BINTAN, Anambaspos.co.id — Peringatan Hari Bakti Pemasyarakatan (HBP) ke-62 Tahun 2026 di Kepulauan Riau berlangsung berbeda. Tanpa upacara seremonial, empat Unit Pelaksana Teknis (UPT) Pemasyarakatan memilih merayakannya melalui aksi nyata dengan membentuk Desa Binaan Pemasyarakatan di Kampung Banjar Lama, KM 18, Gunung Kijang, Sabtu (25/4/2026).
Kegiatan dimulai sejak pukul 07.30 WIB di lahan perkebunan Kelompok Wanita Tani (KWT) Dahlia. Petugas dari Lapas Kelas IIA Tanjungpinang, Lapas Narkotika Kelas IIA Tanjungpinang, Bapas Kelas I Tanjungpinang, serta LPKA Kelas IIA Batam tampak berbaur dengan masyarakat dalam suasana gotong royong.
Empat Kepala UPT turut hadir dan terlibat langsung dalam kegiatan, termasuk mencangkul dan membantu pengolahan lahan. Kepala Lapas Narkotika Kelas IIA Tanjungpinang, Fauzi Harahap, bersama jajaran pejabat struktural juga ikut turun tangan mendukung aktivitas pertanian milik KWT Dahlia.
Acara diawali dengan penyerahan bantuan pupuk secara simbolis guna mendukung peningkatan produktivitas pertanian kelompok tersebut. Selanjutnya, seluruh peserta bersama-sama menyiapkan bedeng tanam dan memperluas area pertanian.
Puncak kegiatan ditandai dengan penanaman bibit ubi kledek secara serentak sebagai simbol sinergi antara pemasyarakatan dan masyarakat dalam mendorong kemandirian ekonomi desa.
Fauzi Harahap menegaskan bahwa peringatan HBP tahun ini menjadi momentum untuk menghadirkan manfaat langsung kepada masyarakat. Ia juga menekankan pentingnya mengubah stigma terhadap lembaga pemasyarakatan.
“HBP ke-62 ini momentum untuk kerja nyata. Kami ingin masyarakat merasakan langsung manfaat kehadiran pemasyarakatan. Lewat Desa Binaan, kami bantu KWT Dahlia agar lebih berdaya. Ini juga cara kami menepis stigma bahwa lapas hanya soal penjara,” ujarnya.
Ia menambahkan, kolaborasi empat UPT ini menunjukkan kekompakan jajaran pemasyarakatan di Kepulauan Riau dalam membangun sinergi, baik di dalam maupun di luar lembaga.
“Kami membina warga binaan di dalam, dan kami juga mau membina kemitraan di luar.
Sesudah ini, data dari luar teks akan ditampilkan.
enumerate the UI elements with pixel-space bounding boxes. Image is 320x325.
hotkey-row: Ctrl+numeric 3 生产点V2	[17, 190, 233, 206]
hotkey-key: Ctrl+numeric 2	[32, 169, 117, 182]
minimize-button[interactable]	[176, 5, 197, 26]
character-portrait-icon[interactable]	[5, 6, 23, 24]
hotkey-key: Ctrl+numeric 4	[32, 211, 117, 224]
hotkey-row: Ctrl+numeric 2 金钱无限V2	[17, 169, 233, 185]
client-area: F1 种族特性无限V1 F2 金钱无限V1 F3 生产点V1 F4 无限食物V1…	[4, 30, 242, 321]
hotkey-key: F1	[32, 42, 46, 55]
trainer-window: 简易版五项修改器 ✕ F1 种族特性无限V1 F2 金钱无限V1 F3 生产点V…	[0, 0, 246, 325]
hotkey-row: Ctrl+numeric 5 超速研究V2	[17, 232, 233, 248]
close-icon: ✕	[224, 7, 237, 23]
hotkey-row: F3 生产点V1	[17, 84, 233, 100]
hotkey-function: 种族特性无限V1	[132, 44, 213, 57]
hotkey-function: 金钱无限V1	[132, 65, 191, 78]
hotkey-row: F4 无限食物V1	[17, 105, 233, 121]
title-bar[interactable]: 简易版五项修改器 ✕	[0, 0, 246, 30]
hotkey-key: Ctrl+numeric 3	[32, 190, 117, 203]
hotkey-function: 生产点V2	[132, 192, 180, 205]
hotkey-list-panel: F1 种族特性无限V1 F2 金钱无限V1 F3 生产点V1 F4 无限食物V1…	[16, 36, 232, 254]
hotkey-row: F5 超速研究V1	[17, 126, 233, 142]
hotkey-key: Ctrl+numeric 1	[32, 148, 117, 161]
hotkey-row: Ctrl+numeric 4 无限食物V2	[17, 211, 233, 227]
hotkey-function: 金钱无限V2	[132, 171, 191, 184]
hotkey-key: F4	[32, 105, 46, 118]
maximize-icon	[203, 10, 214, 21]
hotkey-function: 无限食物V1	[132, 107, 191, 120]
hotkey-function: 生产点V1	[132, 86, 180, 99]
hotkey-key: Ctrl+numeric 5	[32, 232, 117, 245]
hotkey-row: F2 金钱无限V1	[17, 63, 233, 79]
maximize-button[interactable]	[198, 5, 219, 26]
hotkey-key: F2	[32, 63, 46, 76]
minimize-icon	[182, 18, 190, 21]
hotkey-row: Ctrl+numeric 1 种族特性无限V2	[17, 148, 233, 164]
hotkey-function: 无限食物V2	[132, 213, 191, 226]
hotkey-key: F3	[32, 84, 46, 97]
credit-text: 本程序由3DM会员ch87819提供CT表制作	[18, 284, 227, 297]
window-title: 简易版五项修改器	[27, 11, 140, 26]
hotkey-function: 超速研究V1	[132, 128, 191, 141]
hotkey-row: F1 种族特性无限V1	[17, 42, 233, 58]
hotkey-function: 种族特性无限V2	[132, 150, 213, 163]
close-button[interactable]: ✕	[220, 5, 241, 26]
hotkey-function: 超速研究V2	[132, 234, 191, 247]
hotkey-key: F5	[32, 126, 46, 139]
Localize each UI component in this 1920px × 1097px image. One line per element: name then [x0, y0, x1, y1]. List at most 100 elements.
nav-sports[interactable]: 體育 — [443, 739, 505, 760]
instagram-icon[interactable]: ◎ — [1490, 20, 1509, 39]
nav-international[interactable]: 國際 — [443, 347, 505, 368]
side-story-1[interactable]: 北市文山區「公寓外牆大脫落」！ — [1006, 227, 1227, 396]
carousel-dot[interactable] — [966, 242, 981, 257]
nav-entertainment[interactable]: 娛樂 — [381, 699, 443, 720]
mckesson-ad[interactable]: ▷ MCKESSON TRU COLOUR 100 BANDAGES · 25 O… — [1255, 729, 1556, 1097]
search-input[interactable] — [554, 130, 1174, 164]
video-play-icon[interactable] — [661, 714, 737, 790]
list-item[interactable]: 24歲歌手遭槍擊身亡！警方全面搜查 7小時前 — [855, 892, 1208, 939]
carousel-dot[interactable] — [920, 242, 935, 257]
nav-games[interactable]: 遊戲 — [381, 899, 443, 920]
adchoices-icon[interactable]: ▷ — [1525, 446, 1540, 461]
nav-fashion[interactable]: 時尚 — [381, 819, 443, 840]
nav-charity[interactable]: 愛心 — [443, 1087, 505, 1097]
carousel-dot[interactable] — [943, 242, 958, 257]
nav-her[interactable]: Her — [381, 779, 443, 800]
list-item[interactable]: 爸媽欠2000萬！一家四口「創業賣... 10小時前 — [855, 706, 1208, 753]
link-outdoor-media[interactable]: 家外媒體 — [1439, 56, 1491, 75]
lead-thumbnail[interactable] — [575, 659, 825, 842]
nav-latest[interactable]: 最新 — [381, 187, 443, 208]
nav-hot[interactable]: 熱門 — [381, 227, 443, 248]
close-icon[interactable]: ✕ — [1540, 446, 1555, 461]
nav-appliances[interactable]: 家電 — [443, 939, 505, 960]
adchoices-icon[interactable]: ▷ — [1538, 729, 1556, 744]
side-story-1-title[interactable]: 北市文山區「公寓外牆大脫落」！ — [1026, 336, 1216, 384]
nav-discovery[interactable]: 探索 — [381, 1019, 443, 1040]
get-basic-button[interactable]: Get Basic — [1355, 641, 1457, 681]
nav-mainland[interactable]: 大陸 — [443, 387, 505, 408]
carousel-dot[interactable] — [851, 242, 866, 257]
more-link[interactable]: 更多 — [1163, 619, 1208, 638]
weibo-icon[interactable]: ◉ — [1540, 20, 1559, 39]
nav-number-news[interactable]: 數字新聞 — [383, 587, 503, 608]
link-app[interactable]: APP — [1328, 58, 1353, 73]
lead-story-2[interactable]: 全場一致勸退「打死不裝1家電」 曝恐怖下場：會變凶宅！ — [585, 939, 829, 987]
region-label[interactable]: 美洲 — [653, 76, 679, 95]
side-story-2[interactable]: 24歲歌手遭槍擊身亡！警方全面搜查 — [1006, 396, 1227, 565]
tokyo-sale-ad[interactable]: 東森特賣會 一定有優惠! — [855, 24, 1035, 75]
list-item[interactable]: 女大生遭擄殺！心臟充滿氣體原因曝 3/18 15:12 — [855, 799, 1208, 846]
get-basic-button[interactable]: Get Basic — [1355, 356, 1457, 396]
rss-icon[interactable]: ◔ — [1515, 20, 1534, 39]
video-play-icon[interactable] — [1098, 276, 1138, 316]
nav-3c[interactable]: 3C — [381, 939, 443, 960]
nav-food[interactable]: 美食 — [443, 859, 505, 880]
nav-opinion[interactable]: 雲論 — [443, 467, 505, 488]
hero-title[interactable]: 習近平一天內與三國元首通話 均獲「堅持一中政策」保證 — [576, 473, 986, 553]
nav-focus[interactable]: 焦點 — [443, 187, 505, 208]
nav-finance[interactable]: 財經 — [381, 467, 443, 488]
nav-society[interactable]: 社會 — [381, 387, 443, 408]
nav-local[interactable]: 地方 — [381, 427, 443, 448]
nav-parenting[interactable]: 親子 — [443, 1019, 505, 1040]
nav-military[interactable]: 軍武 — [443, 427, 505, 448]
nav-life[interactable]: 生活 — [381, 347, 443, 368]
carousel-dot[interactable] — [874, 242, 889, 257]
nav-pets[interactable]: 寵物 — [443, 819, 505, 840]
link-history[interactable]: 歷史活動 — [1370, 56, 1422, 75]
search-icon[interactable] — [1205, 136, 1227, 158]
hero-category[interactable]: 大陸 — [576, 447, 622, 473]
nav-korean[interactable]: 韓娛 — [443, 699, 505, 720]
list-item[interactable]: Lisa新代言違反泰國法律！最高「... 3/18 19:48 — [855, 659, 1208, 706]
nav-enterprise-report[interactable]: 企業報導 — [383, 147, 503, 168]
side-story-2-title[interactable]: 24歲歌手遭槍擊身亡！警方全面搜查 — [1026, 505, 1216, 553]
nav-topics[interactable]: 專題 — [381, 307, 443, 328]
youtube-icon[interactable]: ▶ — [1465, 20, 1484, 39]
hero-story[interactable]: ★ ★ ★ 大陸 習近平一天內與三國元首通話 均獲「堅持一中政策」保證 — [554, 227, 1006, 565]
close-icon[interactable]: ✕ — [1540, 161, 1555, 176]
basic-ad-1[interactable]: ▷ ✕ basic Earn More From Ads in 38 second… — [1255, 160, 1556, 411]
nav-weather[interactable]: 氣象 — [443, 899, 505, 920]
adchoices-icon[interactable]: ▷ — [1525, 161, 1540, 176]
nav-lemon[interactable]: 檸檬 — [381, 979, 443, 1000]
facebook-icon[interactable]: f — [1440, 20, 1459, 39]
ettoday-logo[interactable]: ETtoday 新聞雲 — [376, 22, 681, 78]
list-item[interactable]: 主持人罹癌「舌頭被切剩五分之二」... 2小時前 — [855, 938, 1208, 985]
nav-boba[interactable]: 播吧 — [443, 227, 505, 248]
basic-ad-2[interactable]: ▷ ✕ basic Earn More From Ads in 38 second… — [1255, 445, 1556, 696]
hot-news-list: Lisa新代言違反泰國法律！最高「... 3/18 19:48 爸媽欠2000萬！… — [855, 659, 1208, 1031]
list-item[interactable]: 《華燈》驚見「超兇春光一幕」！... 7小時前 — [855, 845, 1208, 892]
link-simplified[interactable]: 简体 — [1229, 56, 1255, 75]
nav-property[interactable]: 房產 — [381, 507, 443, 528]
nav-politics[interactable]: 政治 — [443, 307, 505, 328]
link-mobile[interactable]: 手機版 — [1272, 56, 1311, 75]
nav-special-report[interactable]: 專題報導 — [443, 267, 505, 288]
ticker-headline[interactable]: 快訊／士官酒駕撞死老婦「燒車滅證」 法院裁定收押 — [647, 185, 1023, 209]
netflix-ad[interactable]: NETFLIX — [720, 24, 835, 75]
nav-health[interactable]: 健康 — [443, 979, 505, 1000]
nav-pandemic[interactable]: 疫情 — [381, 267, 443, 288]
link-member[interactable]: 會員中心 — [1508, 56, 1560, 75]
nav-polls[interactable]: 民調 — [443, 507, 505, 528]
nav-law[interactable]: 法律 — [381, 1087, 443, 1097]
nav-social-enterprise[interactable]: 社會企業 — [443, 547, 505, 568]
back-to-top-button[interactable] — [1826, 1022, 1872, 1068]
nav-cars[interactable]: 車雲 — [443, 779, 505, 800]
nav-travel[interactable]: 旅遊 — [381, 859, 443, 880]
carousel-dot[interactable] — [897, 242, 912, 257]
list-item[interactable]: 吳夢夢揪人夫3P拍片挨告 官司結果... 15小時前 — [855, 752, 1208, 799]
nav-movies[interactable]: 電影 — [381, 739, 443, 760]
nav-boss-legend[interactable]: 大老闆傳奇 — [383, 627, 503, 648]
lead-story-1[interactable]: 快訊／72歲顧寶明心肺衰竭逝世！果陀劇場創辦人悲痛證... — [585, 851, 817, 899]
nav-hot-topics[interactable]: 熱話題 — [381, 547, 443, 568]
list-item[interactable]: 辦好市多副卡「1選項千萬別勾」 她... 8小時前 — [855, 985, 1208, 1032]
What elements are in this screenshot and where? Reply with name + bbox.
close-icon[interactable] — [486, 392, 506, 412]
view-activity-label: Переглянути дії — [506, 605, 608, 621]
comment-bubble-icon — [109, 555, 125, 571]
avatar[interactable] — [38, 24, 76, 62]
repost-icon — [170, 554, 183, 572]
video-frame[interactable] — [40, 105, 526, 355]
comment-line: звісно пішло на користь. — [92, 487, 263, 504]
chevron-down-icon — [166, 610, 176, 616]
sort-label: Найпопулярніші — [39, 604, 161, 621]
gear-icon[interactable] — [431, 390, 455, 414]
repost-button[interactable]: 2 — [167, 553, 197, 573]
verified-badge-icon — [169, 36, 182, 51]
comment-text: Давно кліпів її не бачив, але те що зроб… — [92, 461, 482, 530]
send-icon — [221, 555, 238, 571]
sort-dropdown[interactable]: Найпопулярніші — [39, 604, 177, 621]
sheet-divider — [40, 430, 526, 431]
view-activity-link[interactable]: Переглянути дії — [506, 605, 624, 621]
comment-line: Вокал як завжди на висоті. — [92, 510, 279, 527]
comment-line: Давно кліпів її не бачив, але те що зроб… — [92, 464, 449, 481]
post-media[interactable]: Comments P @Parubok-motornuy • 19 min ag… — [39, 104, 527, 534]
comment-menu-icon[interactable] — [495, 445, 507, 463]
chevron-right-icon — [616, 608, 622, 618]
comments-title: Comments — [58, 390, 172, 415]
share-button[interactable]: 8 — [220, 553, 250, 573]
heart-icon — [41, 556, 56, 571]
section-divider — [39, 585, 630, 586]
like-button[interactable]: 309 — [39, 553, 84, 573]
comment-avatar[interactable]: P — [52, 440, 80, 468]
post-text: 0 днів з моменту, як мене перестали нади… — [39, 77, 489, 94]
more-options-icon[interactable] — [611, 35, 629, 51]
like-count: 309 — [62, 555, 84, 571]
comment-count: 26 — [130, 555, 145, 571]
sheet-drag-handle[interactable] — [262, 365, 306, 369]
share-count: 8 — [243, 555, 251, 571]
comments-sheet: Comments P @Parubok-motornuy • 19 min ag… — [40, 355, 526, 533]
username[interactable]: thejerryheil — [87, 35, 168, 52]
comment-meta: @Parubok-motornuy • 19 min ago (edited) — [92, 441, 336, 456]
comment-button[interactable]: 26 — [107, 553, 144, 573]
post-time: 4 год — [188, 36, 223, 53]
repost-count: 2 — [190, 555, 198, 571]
Pertanian ini baru awal, ke depan akan ada pendampingan berkelanjutan,” tambahnya.
Kegiatan ini tidak hanya mempererat hubungan antara petugas dan masyarakat Kampung Banjar Lama, tetapi juga memberikan dampak nyata berupa perluasan lahan tanam ubi kledek serta dukungan sarana produksi untuk musim tanam.
Program Desa Binaan Pemasyarakatan diharapkan menjadi jembatan pemberdayaan masyarakat sekaligus memperkuat citra positif institusi pemasyarakatan melalui kontribusi langsung di tengah masyarakat.